Как хорошо, подумал он, глядя на траву, сминающуюся под ногами, но, подойдя к берегу и подняв глаза, похолодел от ужаса. Открыл рот, чтобы крикнуть, но в горле вдруг пересохло, и он не смог произнести ни слова.
Озеро исчезло.
Там, где простиралась водная гладь, теперь лежали лишь камни и грязь. Дна не было видно.
А под ними что-то шевелилось. Вдруг в глубинах бывшего озера, в грязной жиже, послышался звук какого-то бульканья, заполнивший долину, и раздался громкий хлопок.
– Але? – крикнул Пьетро, чувствуя, что невидимая безжалостная сила настойчиво тащит его к берегу, как беспомощную куклу.
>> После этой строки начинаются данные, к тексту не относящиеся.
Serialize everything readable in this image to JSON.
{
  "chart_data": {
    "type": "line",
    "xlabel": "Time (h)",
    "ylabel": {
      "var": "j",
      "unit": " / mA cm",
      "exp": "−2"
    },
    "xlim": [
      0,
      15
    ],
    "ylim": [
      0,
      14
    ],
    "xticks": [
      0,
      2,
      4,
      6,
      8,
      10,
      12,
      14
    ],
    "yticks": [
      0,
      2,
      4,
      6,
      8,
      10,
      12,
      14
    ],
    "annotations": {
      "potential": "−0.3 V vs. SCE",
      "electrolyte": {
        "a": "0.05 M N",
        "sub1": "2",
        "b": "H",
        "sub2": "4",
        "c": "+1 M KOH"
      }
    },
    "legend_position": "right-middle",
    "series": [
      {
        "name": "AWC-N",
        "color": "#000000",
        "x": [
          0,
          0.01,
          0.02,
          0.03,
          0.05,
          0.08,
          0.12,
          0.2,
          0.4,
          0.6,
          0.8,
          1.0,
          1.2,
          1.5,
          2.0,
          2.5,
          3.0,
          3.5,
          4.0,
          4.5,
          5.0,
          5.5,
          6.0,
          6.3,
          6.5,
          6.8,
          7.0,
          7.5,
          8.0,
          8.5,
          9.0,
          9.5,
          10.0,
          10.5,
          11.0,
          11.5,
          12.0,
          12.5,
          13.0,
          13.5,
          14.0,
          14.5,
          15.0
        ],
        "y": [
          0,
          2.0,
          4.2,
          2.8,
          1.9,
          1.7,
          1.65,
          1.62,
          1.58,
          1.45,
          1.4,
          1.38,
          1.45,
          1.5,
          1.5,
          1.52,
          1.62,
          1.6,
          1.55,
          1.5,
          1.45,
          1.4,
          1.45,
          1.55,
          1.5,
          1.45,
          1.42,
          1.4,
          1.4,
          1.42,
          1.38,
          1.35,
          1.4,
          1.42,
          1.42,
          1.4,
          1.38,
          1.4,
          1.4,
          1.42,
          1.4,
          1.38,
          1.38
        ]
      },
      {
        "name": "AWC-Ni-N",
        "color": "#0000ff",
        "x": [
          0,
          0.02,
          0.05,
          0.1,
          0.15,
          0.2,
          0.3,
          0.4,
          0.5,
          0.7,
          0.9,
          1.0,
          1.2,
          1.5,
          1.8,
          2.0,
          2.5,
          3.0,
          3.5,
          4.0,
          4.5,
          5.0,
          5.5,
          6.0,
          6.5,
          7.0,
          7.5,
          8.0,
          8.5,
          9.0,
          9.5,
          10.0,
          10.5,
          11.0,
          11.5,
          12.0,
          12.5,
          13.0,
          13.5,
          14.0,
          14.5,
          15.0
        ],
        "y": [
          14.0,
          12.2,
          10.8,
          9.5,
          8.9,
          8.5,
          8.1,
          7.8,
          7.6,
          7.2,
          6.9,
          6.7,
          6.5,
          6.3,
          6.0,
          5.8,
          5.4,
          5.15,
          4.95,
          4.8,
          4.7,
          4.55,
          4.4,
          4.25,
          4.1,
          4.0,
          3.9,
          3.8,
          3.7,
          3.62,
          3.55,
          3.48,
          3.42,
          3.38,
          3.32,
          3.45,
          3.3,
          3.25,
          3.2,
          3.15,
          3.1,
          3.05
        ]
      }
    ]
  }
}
Шум становился все громче, все оглушительнее.
Пьетро открыл рот, но из-за сотрясавшего горы рева не услышал собственных криков ужаса.
Он стоял на берегу высохшего озера и не мог закрыть глаза.
Словно век больше не было.
Запах, невероятно сильный, ударил в нос так, что едва не сбил с ног.
Запах ископаемых, веками мокнущих в воде древнего озера.
Но откуда этот рев?
Как будто тысячи живых существ бьются в предсмертной агонии.
Рыбы.
Форель, лососи и многие, многие другие, которых невозможно описать словами. Древние существа, появившиеся, когда человечества еще не существовало.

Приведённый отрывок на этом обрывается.